Cet accueil très limité - dû aux nombreuses mesures sanitaires à mettre en place dans les écoles - devrait poser problème aux parents contraints de retourner travailler à partir du 11 mai. Toujours selon le Figaro, qui se base sur plusieurs estimations de directeurs d'écoles de la capitale, 40% à 60% des Parisiens souhaiteraient pourtant remettre leurs enfants à l'école dès la semaine prochaine malgré le contexte sanitaire toujours compliqué.

Les CP et CM2 d'abord, d'autres enfants prioritaires

Les classes de CP et CM2 rouvriront les premières, par petits groupes, tandis que les écoliers des autres niveaux ne devraient retrouver le chemin de leurs établissements scolaires qu'au mois de juin. Certains élèves prioritaires, qu'ils soient décrocheurs, qu'ils vivent dans des familles en "grande précarité" ou que leurs parents soient soignants, professeurs, commerçants ou agents à la RATP, seront tous de même accueillis dans leurs écoles le 11 mai, a précisé le recteur de Paris, Gilles Pécout, au Figaro.

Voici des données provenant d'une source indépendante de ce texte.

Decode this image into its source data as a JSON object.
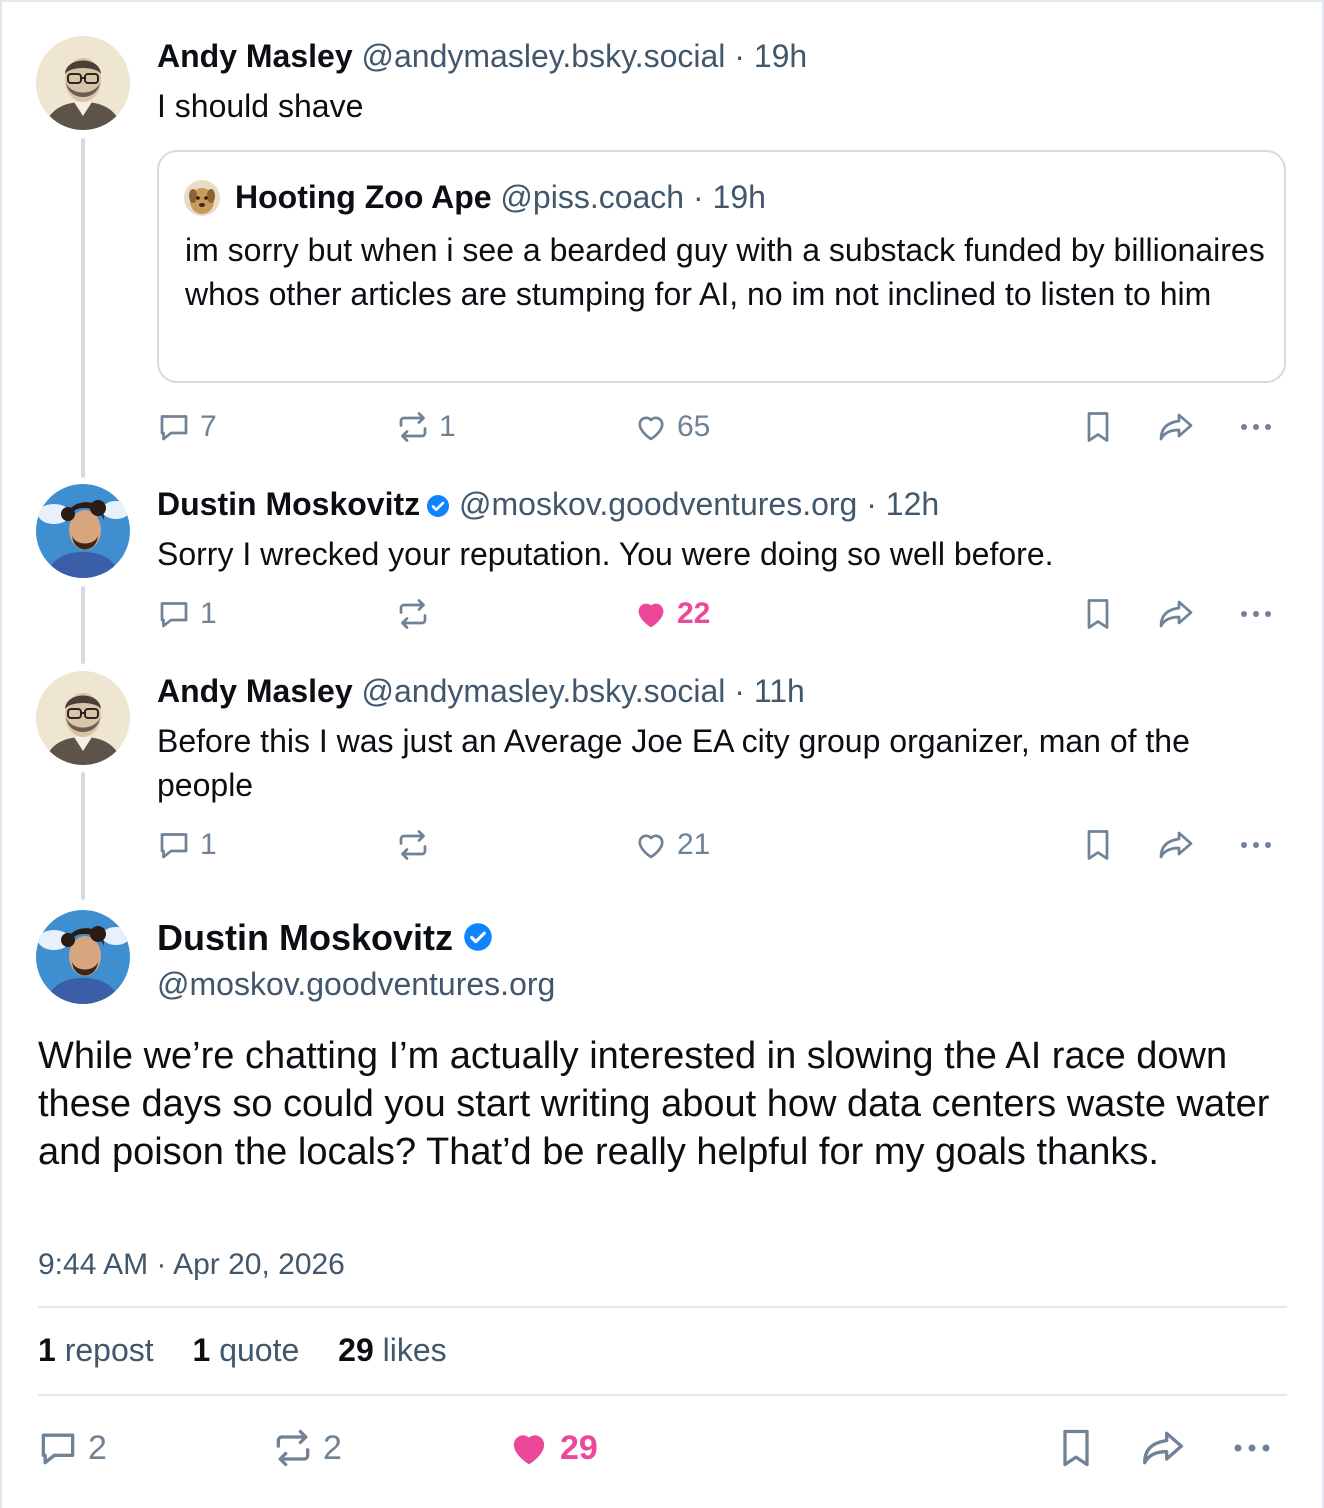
{
  "thread": [
    {
      "name": "Andy Masley",
      "handle": "@andymasley.bsky.social",
      "time": "19h",
      "text": "I should shave",
      "quote": {
        "name": "Hooting Zoo Ape",
        "handle": "@piss.coach",
        "time": "19h",
        "text": "im sorry but when i see a bearded guy with a substack funded by billionaires whos other articles are stumping for AI, no im not inclined to listen to him"
      },
      "replies": "7",
      "reposts": "1",
      "likes": "65",
      "liked": false
    },
    {
      "name": "Dustin Moskovitz",
      "verified": true,
      "handle": "@moskov.goodventures.org",
      "time": "12h",
      "text": "Sorry I wrecked your reputation. You were doing so well before.",
      "replies": "1",
      "reposts": "",
      "likes": "22",
      "liked": true
    },
    {
      "name": "Andy Masley",
      "handle": "@andymasley.bsky.social",
      "time": "11h",
      "text": "Before this I was just an Average Joe EA city group organizer, man of the people",
      "replies": "1",
      "reposts": "",
      "likes": "21",
      "liked": false
    }
  ],
  "main_post": {
    "name": "Dustin Moskovitz",
    "verified": true,
    "handle": "@moskov.goodventures.org",
    "text": "While we’re chatting I’m actually interested in slowing the AI race down these days so could you start writing about how data centers waste water and poison the locals? That’d be really helpful for my goals thanks.",
    "timestamp": "9:44 AM · Apr 20, 2026",
    "stats": {
      "reposts_count": "1",
      "reposts_label": "repost",
      "quotes_count": "1",
      "quotes_label": "quote",
      "likes_count": "29",
      "likes_label": "likes"
    },
    "actions": {
      "replies": "2",
      "reposts": "2",
      "likes": "29",
      "liked": true
    }
  },
  "separator": "·",
  "colors": {
    "text": "#0b0f14",
    "muted": "#42576c",
    "icon": "#6f8296",
    "like": "#ec4899",
    "verified": "#1083fe",
    "border": "#d4dbe2"
  },
  "icons": [
    "reply-icon",
    "repost-icon",
    "like-icon",
    "bookmark-icon",
    "share-icon",
    "more-icon",
    "verified-icon"
  ]
}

Un système qui inquiète déjà des parents d'enfants "non prioritaires" étant contraints ou souhaitant reprendre le travail en présentiel. Certains menacent même de porter plainte contre la mairie de Paris, explique le journal.

Anne Hidalgo fait par ailleurs partie des 300 maires franciliens ayant signé la tribune adressée à Emmanuel Macron demandant le décalage de cette rentrée scolaire. Les centaines d'édiles expliquent en effet qu'ils ne peuvent accueillir tous leurs élèves dans le respect des mesures sanitaires sans faire courir de risques aux enfants et aux enseignants.